The next afternoon, I called my father. He seemed surprised to hear from me when he picked up the phone, it hadn’t been long since I’d called on his birthday. I’d thought I might tell him that I’d seen Giulia, to ask about their relationship over the years. But I hesitated, I wasn’t yet ready to face the responsibility that would come with this knowledge, so instead I asked him to tell me about Italy in Africa during World War II. Loredana was out, Agnieszka was accompanying her to some appointment, and I was using a phone card on the apartment phone, grateful she wouldn’t overhear. My request was based in a habit my father and I had developed as he drove me to high school in the two years before I’d gotten my license. Tell me about this, I would say: black holes, the colonial history of Hong Kong, Supreme Court disputes, there was nothing he couldn’t give me a twenty-minute introductory lecture on. I hadn’t appreciated it at the time, how can you know about everything, I’d ask when I was young. The other fathers I knew were into the Sacramento Kings and their shotguns, or almond farming, the Civil War. You can’t be interested in everything, I remembered pleading. My brain has a lot of space, he would say, unbothered, whereas I believed that if I wasn’t an expert on something I had no right to an opinion.

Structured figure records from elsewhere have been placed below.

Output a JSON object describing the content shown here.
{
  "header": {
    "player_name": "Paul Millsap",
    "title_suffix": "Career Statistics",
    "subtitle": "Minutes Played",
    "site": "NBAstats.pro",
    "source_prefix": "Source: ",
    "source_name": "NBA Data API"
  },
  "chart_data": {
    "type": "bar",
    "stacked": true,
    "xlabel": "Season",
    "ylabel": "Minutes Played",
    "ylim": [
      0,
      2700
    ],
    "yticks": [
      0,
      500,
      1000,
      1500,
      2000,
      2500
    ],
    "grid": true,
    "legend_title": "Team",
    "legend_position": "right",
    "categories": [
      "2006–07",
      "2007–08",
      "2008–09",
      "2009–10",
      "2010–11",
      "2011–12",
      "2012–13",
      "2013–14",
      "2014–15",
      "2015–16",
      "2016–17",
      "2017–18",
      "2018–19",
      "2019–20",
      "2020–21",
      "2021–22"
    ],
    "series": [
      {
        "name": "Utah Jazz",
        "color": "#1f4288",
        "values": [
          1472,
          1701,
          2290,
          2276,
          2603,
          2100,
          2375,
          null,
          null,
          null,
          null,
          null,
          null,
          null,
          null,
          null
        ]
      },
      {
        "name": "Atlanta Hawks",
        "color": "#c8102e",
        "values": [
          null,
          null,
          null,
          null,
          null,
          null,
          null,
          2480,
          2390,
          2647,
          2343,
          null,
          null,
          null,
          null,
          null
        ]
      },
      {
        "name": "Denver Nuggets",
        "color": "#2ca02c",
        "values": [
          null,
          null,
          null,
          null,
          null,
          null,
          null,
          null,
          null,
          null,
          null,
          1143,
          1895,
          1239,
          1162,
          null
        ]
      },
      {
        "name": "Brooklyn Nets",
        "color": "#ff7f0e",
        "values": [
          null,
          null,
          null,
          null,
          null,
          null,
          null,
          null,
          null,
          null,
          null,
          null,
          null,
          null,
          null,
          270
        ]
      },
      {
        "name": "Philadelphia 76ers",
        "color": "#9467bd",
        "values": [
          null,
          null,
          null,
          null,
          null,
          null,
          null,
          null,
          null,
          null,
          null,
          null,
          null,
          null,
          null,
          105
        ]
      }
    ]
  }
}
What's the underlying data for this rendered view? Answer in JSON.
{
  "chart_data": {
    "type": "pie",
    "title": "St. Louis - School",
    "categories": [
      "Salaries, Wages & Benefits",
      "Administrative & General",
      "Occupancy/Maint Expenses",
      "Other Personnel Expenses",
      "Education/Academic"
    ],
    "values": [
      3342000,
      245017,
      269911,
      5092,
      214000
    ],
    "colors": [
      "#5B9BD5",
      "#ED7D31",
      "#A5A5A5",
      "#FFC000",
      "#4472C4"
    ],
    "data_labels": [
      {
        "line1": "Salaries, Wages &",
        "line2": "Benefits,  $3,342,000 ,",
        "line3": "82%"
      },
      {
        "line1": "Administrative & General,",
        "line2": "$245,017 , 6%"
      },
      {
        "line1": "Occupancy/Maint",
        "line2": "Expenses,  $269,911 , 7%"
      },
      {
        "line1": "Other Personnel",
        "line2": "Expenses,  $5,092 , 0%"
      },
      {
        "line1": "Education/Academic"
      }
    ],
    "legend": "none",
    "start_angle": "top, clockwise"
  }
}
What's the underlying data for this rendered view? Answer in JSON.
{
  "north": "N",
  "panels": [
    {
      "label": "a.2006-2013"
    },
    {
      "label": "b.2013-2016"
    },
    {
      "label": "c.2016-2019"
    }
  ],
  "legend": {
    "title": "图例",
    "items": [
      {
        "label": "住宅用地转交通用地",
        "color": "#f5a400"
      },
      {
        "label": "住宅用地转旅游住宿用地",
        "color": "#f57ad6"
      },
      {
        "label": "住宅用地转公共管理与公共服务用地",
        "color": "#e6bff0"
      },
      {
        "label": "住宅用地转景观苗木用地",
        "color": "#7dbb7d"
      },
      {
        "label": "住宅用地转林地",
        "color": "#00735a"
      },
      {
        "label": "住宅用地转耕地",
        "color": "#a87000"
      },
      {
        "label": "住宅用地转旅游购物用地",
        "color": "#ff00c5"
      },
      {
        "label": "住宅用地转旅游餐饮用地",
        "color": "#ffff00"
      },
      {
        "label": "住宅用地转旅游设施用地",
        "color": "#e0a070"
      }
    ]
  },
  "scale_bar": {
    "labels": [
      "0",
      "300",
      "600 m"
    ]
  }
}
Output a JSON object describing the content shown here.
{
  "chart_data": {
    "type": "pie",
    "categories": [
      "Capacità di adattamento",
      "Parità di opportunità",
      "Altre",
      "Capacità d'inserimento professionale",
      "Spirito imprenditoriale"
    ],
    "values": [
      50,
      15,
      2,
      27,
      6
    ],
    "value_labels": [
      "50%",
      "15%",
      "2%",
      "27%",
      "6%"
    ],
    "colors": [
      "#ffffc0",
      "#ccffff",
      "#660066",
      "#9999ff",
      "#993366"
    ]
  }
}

So tell me about Africa, I said.
Well, the Italians had already been in Africa a long time before World War II, he said. At the end of the nineteenth century various pacts had given them part of Somalia. They’d invaded Libya in 1910 and set up a colony, and in 1935 the British had let them through the Suez Canal to invade Ethiopia. Ethiopia had been a sovereign kingdom, there had been an outcry in response, but the League of Nations was toothless, they couldn’t do anything. By the end of the ’30s they had a pact with Germany, so when the Germans invaded France, Italy declared war on France and England as well. Most of the Italian soldiers were already in Africa, and they decided to invade British-held Egypt from Libya. But the British had Malta, they had planes and the Italians had boats, and the British had no trouble sinking the supply ships with their air force. And after Germany invaded Russia, the Italians had no access to oil, they had hardly enough fuel to get the boats they did send across. There were hundreds of thousands of Italian troops in the desert with no water. The Germans had to step in, start escorting the supply ships by air, they sent over Rommel. So then the Germans and the Italians were fighting the British together in North Africa, from Tunisia across to Egypt, with the Germans really in charge. It was all over by 1942. After a major battle over two hundred thousand Italians surrendered all at once and were dispersed into POW camps in the British Empire.
I asked the question I really wanted to know. Well, he said in response, the Italians weren’t known for war crimes, like ones that took place elsewhere, it was a gentlemen’s war compared to what happened on the Eastern Front.